Le porte-parole du gouvernement Christophe Castaner défend le ministre de la Cohésion des territoires Richard Ferrand en adoptant la même ligne que le Premier ministre Edouard Philippe juste avant le pont de l'Ascension. "Pour moi, ce n'est pas une affaire. Mais il y a un débat qui est posé sur la question de l'éthique. Mais rappelons quand même que ce sont des faits à un moment où Richard Ferrand n'était pas en politique, il n'était ni ministre, ni député", a-t-il dénoncé aujourd'hui sur LCI.

14:17 - Droite et Gauche haussent le ton contre le ministre de Macron Richard Ferrand en exigeant sa démission

Jean-Christophe Cambadélis, le patron du Parti socialiste, a estimé que le ministre de la Cohésion des territoires Richard Ferrand, un proche d'Emmanuel Macron devait "évidemment" démissionner, tout comme la présidente du Front National Marine Le Pen. Le patron des députés LR, Christian Jacob, a lui aussi pressé le chef de l’Etat de "faire le ménage dans son gouvernement", afin de "démontrer" que le premier texte gouvernemental en préparation, qui porte sur la moralisation de la vie publique, n’est "pas un marché de dupes". Richard Ferrand a été épinglé par le Canard Enchaîné pour une affaire immobilière impliquant sa compagne et l’emploi de son fils comme attaché parlementaire en 2014
 

14:10 - Réforme du code du travail : Philippe Martinez (CGT) demande du temps à Macron pour négocier

Le secrétaire général de la CGT, Philippe Martinez, a demandé une nouvelle fois au gouvernement de ne pas se précipiter pour lancer la réforme du code du travail que le Président Emmanuel Macron souhaite voir aboutir dès cet été. "Il faut prendre le temps de négocier. Une concertation, ce n'est pas suffisant, a affirmé le leader de la CGT. Il faut négocier, sinon c'est du monologue : M. Macron a décidé que ce serait comme ci et comme ça et il n'y a même pas besoin de syndicats dans ce cas-là." Des discussions entre le Premier ministre, la ministre du Travail et les syndicats se sont déroulées ce matin à Matignon sur la réforme du code du travail.
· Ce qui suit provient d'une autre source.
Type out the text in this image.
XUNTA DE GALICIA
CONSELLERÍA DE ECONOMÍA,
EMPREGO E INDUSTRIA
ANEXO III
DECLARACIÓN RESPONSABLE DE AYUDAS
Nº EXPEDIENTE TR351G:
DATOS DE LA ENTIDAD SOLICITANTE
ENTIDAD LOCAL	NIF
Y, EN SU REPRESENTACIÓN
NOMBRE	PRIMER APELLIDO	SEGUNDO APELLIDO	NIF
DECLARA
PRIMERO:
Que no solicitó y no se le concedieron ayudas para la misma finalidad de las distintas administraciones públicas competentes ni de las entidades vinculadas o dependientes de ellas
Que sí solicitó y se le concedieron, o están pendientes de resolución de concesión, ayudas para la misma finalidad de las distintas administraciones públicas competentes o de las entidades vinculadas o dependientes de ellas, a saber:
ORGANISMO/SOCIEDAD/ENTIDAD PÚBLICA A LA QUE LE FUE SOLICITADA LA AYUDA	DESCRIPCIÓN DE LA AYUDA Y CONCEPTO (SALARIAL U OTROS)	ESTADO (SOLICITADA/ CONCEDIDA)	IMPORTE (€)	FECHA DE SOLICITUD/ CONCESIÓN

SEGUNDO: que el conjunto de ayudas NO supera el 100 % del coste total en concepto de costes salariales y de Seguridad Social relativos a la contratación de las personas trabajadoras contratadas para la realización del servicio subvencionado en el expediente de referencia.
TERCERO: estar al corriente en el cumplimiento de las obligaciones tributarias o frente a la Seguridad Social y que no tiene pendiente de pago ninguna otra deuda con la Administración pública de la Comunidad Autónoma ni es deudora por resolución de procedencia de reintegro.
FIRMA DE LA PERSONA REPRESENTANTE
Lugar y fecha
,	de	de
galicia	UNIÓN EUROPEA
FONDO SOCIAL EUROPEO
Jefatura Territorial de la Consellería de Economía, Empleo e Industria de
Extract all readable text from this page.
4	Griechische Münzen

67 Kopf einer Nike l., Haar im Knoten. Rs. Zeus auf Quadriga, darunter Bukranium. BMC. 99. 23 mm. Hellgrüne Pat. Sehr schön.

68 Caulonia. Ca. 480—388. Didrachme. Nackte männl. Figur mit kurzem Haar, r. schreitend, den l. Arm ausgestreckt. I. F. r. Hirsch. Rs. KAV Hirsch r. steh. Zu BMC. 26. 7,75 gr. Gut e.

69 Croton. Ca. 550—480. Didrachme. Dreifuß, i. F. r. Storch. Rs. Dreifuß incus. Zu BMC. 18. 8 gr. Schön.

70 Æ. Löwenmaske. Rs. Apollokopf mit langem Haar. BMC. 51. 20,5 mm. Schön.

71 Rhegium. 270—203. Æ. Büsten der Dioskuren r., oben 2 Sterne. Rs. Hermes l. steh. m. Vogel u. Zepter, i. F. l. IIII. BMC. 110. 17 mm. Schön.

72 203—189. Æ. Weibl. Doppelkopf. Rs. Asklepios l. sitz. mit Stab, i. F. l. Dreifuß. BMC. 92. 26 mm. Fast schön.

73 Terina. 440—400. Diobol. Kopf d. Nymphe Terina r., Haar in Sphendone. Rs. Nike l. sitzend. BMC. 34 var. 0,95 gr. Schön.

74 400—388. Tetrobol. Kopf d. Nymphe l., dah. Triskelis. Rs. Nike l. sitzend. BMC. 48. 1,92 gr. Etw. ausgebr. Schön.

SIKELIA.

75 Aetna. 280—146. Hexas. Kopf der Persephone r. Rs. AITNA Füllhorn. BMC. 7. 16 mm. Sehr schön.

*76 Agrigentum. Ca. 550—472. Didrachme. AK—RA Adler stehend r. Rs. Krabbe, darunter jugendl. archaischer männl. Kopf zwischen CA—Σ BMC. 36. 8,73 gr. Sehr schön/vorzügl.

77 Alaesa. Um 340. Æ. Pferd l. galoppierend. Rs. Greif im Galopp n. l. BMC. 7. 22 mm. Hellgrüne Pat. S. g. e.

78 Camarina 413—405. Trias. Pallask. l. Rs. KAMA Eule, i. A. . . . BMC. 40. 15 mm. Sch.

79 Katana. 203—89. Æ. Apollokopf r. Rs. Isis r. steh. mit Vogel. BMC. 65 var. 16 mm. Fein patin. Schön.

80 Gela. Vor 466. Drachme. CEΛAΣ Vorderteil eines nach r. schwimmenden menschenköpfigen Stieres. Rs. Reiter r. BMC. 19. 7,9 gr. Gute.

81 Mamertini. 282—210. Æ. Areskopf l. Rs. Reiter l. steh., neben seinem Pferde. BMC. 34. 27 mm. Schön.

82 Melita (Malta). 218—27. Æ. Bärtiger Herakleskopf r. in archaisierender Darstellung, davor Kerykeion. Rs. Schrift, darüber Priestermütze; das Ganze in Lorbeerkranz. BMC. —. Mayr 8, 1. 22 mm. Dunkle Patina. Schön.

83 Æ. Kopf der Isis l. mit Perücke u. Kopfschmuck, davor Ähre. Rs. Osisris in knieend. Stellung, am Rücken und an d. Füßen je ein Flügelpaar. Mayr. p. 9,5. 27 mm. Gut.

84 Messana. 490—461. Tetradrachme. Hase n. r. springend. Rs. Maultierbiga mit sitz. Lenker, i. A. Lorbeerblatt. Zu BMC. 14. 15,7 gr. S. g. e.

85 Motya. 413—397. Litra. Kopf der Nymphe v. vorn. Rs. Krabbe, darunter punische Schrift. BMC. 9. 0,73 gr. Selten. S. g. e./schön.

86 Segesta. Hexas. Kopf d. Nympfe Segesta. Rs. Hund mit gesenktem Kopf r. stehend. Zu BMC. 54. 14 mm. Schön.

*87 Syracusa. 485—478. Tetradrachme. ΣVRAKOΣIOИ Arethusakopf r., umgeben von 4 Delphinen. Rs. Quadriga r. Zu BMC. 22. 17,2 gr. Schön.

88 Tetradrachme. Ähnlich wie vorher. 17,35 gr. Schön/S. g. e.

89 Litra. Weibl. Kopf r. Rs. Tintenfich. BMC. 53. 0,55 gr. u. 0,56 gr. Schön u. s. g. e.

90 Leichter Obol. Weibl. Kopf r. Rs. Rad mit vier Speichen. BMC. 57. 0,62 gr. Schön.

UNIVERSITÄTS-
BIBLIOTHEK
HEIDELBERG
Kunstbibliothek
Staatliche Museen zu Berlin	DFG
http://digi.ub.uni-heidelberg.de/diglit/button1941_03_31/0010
12:46 - Selon Le Monde, le ministre de Macron Richard Ferrand mêle depuis vingt ans vie publique et affaires privées

Le Monde publie une longue enquête sur le ministre de la Cohésion des territoires Richard Ferrand (voir ici). Selon le quotidien, Richard Ferrand mêle depuis vingt ans vie publique et affaires privées. Plusieurs de ses proches, dont son ex-femme et sa compagne, en ont bénéficié, souligne le journal.

12:39 - Sophie Montel (FN) se justifie d'avoir dénoncé à la justice la ministre de Macron Marielle de Sarnez (VIDÉO)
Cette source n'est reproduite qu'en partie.